Auburn is averaging 15.4 points overall, ahead of just Florida Atlantic and Tulane among Bowl Subdivision teams, and ranks last with a minus-2.20 turnover ratio per game. Fourth-year coach Gene Chizik said Tuesday that the game plan is narrowing this week as the Tigers prepare to visit Ole Miss, which is favored despite having lost 17 straight conference games.

"I want us to have definite ideas on how we're going to run the football and stay with the plan," Chizik said. "We need to stay with the run game, and we need to protect our quarterback. The two things that we've got to improve on is we're taking tackles for losses that are not sack-related and we're taking too many sacks.

"We've got too many negative plays out there, so we've got to be able to run the ball effectively and we've got to be able to protect the quarterback, and part of that is the quarterback getting the ball out of his hands and making quick decisions."

Sophomore Kiehl Frazier started the first five games at quarterback but was replaced by junior Clint Moseley at halftime of last week's 24-7 home loss to downtrodden Arkansas. The Razorbacks racked up eight sacks, and Chizik said a decision on this week's starter could come after today's practice.

The offense is under the direction of new coordinator Scot Loeffler, who has the task of developing a pro-style offense following Auburn's three years in the spread under Gus Malzahn, but he does have pieces with which to work.

Frazier was the USA Today's offensive player of the year coming out of high school.

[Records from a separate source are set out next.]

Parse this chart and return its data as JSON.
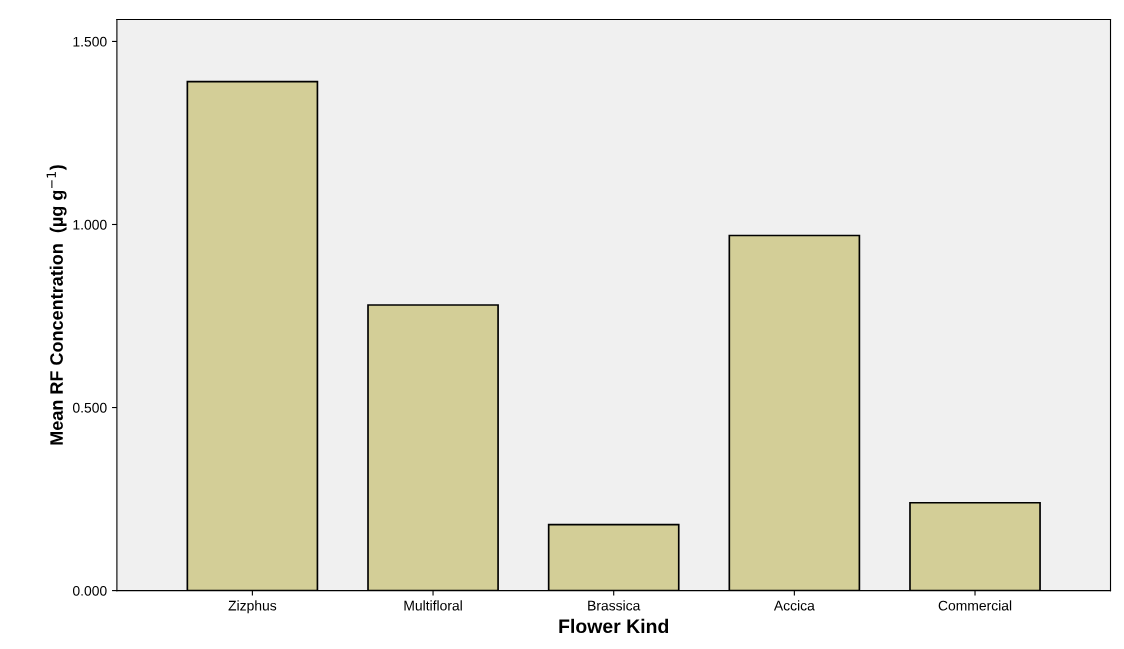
{
  "chart_data": {
    "type": "bar",
    "xlabel": "Flower Kind",
    "ylabel": "Mean RF Concentration  (µg g$^{−1}$)",
    "categories": [
      "Zizphus",
      "Multifloral",
      "Brassica",
      "Accica",
      "Commercial"
    ],
    "values": [
      1.39,
      0.78,
      0.18,
      0.97,
      0.24
    ],
    "color": "#d3ce97",
    "ylim": [
      0,
      1.56
    ],
    "yticks": [
      {
        "value": 0,
        "label": "0.000"
      },
      {
        "value": 0.5,
        "label": "0.500"
      },
      {
        "value": 1.0,
        "label": "1.000"
      },
      {
        "value": 1.5,
        "label": "1.500"
      }
    ],
    "grid": false,
    "legend": false
  }
}
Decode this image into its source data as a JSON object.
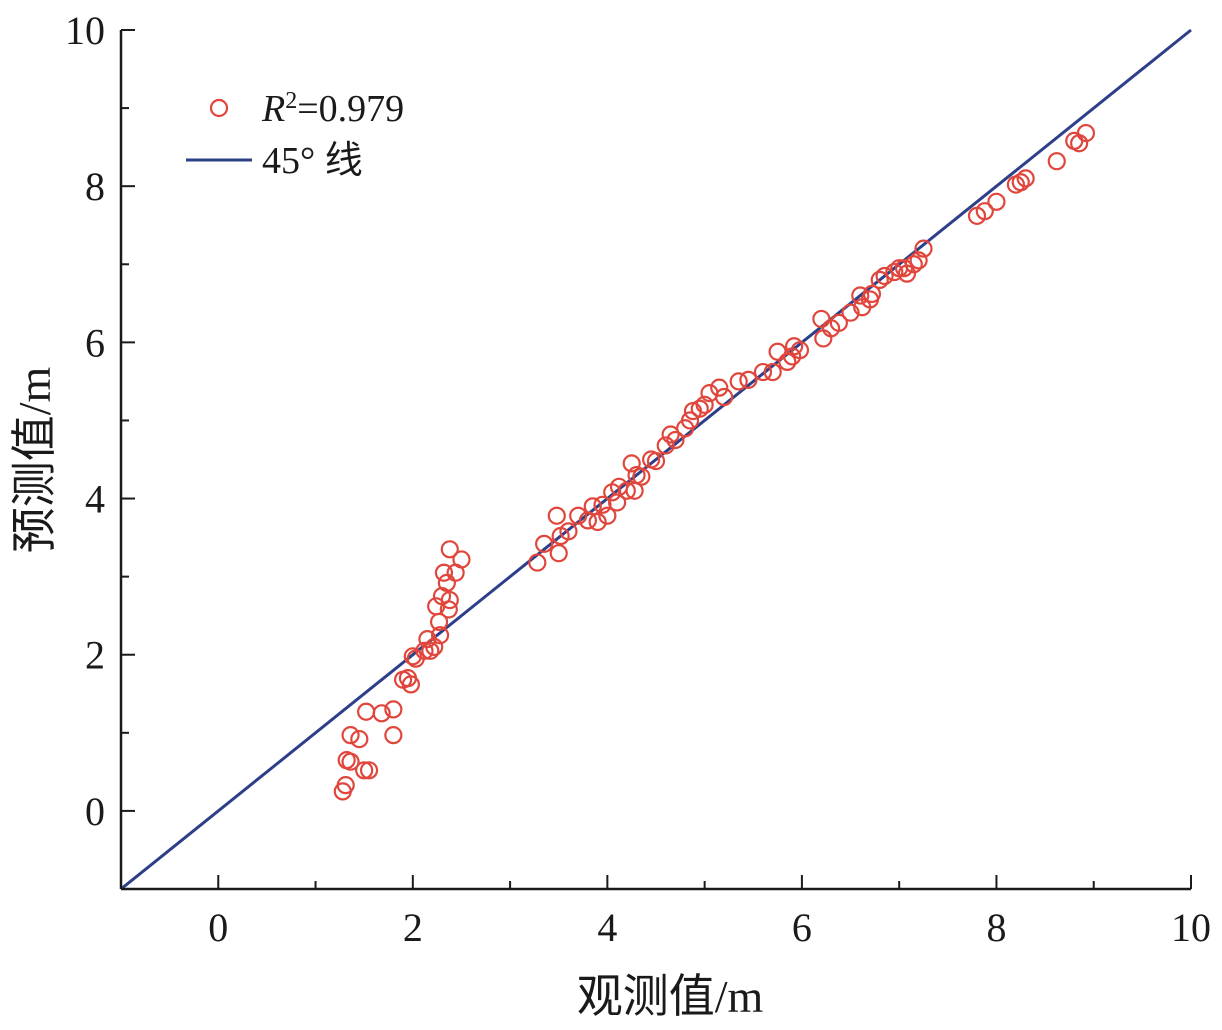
{
  "chart_data": {
    "type": "scatter",
    "xlabel": "观测值/m",
    "ylabel": "预测值/m",
    "xlim": [
      -1,
      10
    ],
    "ylim": [
      -1,
      10
    ],
    "xticks": [
      0,
      2,
      4,
      6,
      8,
      10
    ],
    "yticks": [
      0,
      2,
      4,
      6,
      8,
      10
    ],
    "grid": false,
    "legend_position": "top-left",
    "legend": {
      "scatter_label_italic": "R",
      "scatter_label_sup": "2",
      "scatter_label_rest": "=0.979",
      "line_label": "45° 线"
    },
    "colors": {
      "points": "#e0463c",
      "line": "#2e3f8a",
      "axis": "#1a1a1a"
    },
    "reference_line": {
      "x": [
        -1,
        10
      ],
      "y": [
        -1,
        10
      ]
    },
    "series": [
      {
        "points": [
          [
            1.28,
            0.25
          ],
          [
            1.31,
            0.33
          ],
          [
            1.32,
            0.65
          ],
          [
            1.36,
            0.63
          ],
          [
            1.36,
            0.97
          ],
          [
            1.45,
            0.92
          ],
          [
            1.5,
            0.52
          ],
          [
            1.55,
            0.52
          ],
          [
            1.52,
            1.27
          ],
          [
            1.68,
            1.25
          ],
          [
            1.8,
            1.3
          ],
          [
            1.8,
            0.97
          ],
          [
            1.9,
            1.68
          ],
          [
            1.95,
            1.7
          ],
          [
            1.98,
            1.62
          ],
          [
            2.0,
            1.98
          ],
          [
            2.03,
            1.95
          ],
          [
            2.12,
            2.05
          ],
          [
            2.15,
            2.2
          ],
          [
            2.18,
            2.05
          ],
          [
            2.22,
            2.1
          ],
          [
            2.24,
            2.62
          ],
          [
            2.27,
            2.42
          ],
          [
            2.28,
            2.25
          ],
          [
            2.3,
            2.75
          ],
          [
            2.32,
            3.05
          ],
          [
            2.35,
            2.92
          ],
          [
            2.37,
            2.58
          ],
          [
            2.38,
            2.7
          ],
          [
            2.38,
            3.35
          ],
          [
            2.44,
            3.05
          ],
          [
            2.5,
            3.22
          ],
          [
            3.28,
            3.18
          ],
          [
            3.35,
            3.42
          ],
          [
            3.48,
            3.78
          ],
          [
            3.5,
            3.3
          ],
          [
            3.52,
            3.52
          ],
          [
            3.6,
            3.58
          ],
          [
            3.7,
            3.78
          ],
          [
            3.8,
            3.72
          ],
          [
            3.85,
            3.9
          ],
          [
            3.9,
            3.7
          ],
          [
            3.95,
            3.92
          ],
          [
            4.0,
            3.78
          ],
          [
            4.05,
            4.08
          ],
          [
            4.1,
            3.95
          ],
          [
            4.12,
            4.15
          ],
          [
            4.2,
            4.1
          ],
          [
            4.25,
            4.45
          ],
          [
            4.28,
            4.1
          ],
          [
            4.3,
            4.3
          ],
          [
            4.35,
            4.28
          ],
          [
            4.45,
            4.5
          ],
          [
            4.5,
            4.48
          ],
          [
            4.6,
            4.68
          ],
          [
            4.65,
            4.82
          ],
          [
            4.7,
            4.75
          ],
          [
            4.8,
            4.9
          ],
          [
            4.85,
            5.0
          ],
          [
            4.88,
            5.12
          ],
          [
            4.95,
            5.15
          ],
          [
            5.0,
            5.2
          ],
          [
            5.05,
            5.35
          ],
          [
            5.15,
            5.42
          ],
          [
            5.2,
            5.3
          ],
          [
            5.35,
            5.5
          ],
          [
            5.45,
            5.52
          ],
          [
            5.6,
            5.62
          ],
          [
            5.7,
            5.62
          ],
          [
            5.75,
            5.88
          ],
          [
            5.85,
            5.75
          ],
          [
            5.9,
            5.82
          ],
          [
            5.92,
            5.95
          ],
          [
            5.98,
            5.9
          ],
          [
            6.2,
            6.3
          ],
          [
            6.22,
            6.05
          ],
          [
            6.3,
            6.18
          ],
          [
            6.38,
            6.25
          ],
          [
            6.5,
            6.38
          ],
          [
            6.6,
            6.6
          ],
          [
            6.62,
            6.45
          ],
          [
            6.7,
            6.55
          ],
          [
            6.72,
            6.62
          ],
          [
            6.8,
            6.8
          ],
          [
            6.85,
            6.85
          ],
          [
            6.95,
            6.9
          ],
          [
            7.0,
            6.95
          ],
          [
            7.05,
            6.95
          ],
          [
            7.08,
            6.88
          ],
          [
            7.15,
            7.0
          ],
          [
            7.2,
            7.05
          ],
          [
            7.25,
            7.2
          ],
          [
            7.8,
            7.62
          ],
          [
            7.88,
            7.68
          ],
          [
            8.0,
            7.8
          ],
          [
            8.2,
            8.02
          ],
          [
            8.25,
            8.05
          ],
          [
            8.3,
            8.1
          ],
          [
            8.62,
            8.32
          ],
          [
            8.8,
            8.58
          ],
          [
            8.85,
            8.55
          ],
          [
            8.92,
            8.68
          ]
        ]
      }
    ]
  }
}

McCalebb entered this season with a career yards-per-carry average of 6.5, and senior receiver Emory Blake compiled 1,233 yards his previous two seasons.

And has anybody in SEC history gotten more wide open more often than senior tight end Philip Lutzenkirchen?

"It's tough, because we're expecting to come out and show a lot more than we've shown," Blake said. "As an offense, it's embarrassing. We've got to stay positive, and we can't let whatever is being said outside of our team affect us, because I know a lot of negative things are about to come."

Chizik is 9-9 since winning the BCS title, and he was asked about his job security after Saturday's loss. Such questioning will be certain to continue if Auburn loses at Ole Miss and at Vanderbilt and is 1-6 for the first time in 60 years, and then there is recent history.

Terry Bowden entered the 1998 season with a sparkling 46-12-1 record but felt forced to resign following a 1-5 start. Tommy Tuberville entered 2008 having won 44 of his last 53 games and having defeated Alabama six straight times, but he resigned after a 5-7 season in which offensive coordinator Tony Franklin was fired halfway through.

"I see exactly what's happening and know exactly what's happening with our football team," Chizik said. "I've been doing this for 27 years, and there really isn't something I haven't been through in one way or another. I don't need to seek advice from other people on adverse situations. I've been through plenty of them."